The ability to identify a fully matched donor for a patient in need of an unrelated donor for transplant is decreasing and over the next 1‐2 generations, with additional mixing of races and ethnicities, expected to be even more difficult. Despite 22 million volunteer donors registered with the National Marrow Donor Program's Be the Match Registry and despite more than 32 million volunteer donors worldwide, full matching is becoming more and more challenging; therefore, a readily available source of donor cells that can be used without full matching but still capable of engrafting, causing minimal GvHD, and controlling leukemic relapse is highly desirable. Over the past 3‐5 years, the use of haplo‐identical related donors has emerged as a potential solution to this problem, but haplo transplants have increased relapse rates in some patients with blood cancers and increased rejection rates in some patients with genetic diseases, so haplo is not the perfect solution either.

Finally, CB banks have developed unique expertise in GMP manufacturing of cellular products.
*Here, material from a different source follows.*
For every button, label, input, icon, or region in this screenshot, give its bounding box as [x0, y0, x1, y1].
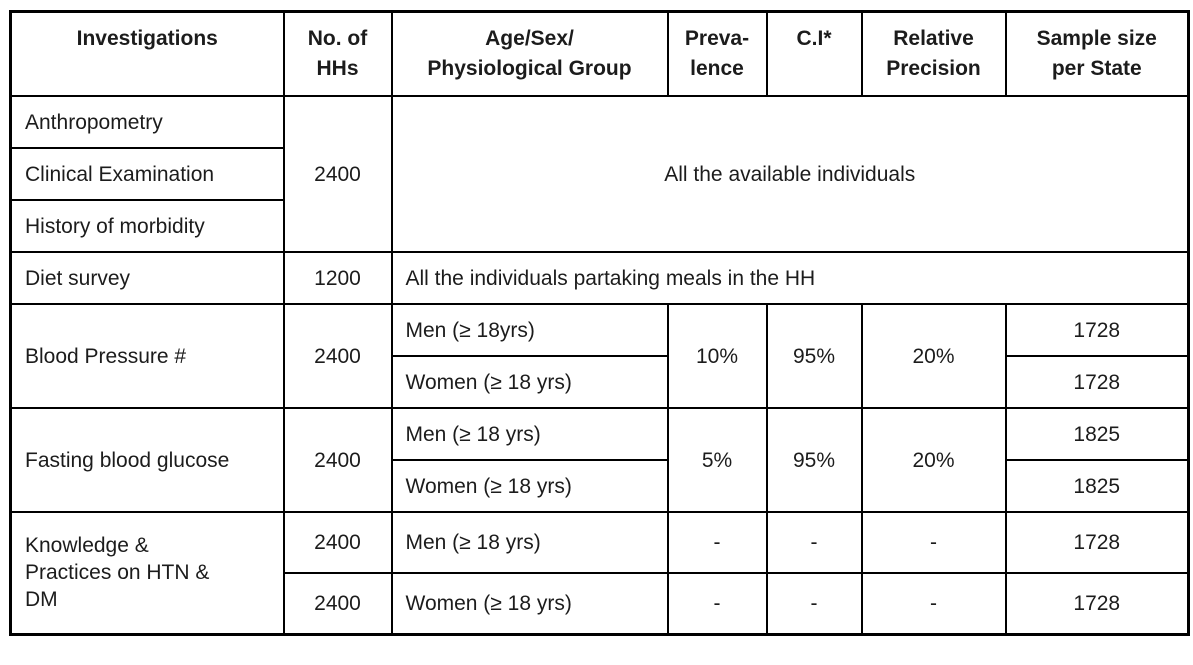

They have created infrastructure to recruit donors, procure CB and birthing tissues, determine donor eligibility, test, process, cryopreserve, ship and thaw qualified CB units for transplantation. In addition, they have the expertise and regulatory bandwidth to procure, harvest and store birthing tissues which can be utilized to manufacture cell therapies for use in regenerative medicine. Highly effective immunotherapies including allogeneic CAR‐NK and cytotoxic T‐cells (CTLs) have been manufactured from cord blood and are in development for commercialization. , Derivatives of cord blood CD14 monocytes are in clinical trials for treatment of hypoxic and demyelinating diseases , , , and cord blood is being investigated as a therapy for children with autism spectrum disorder, a severely disabling disease with increasing prevalence in our society. , Finally cord and placental tissues are robust sources of mesenchymal stromal cells which are undergoing testing in many diseases as immune modulators and suppressors of pro‐inflammatory states, including as a treatment for complications of COVID‐19.

So I'm not giving up on cord blood and products from related birthing tissues. The CB industry was the first to enter the regulated cell therapy environment, but its experience and progress to date can be leveraged for the development of many promising and exciting therapies to come.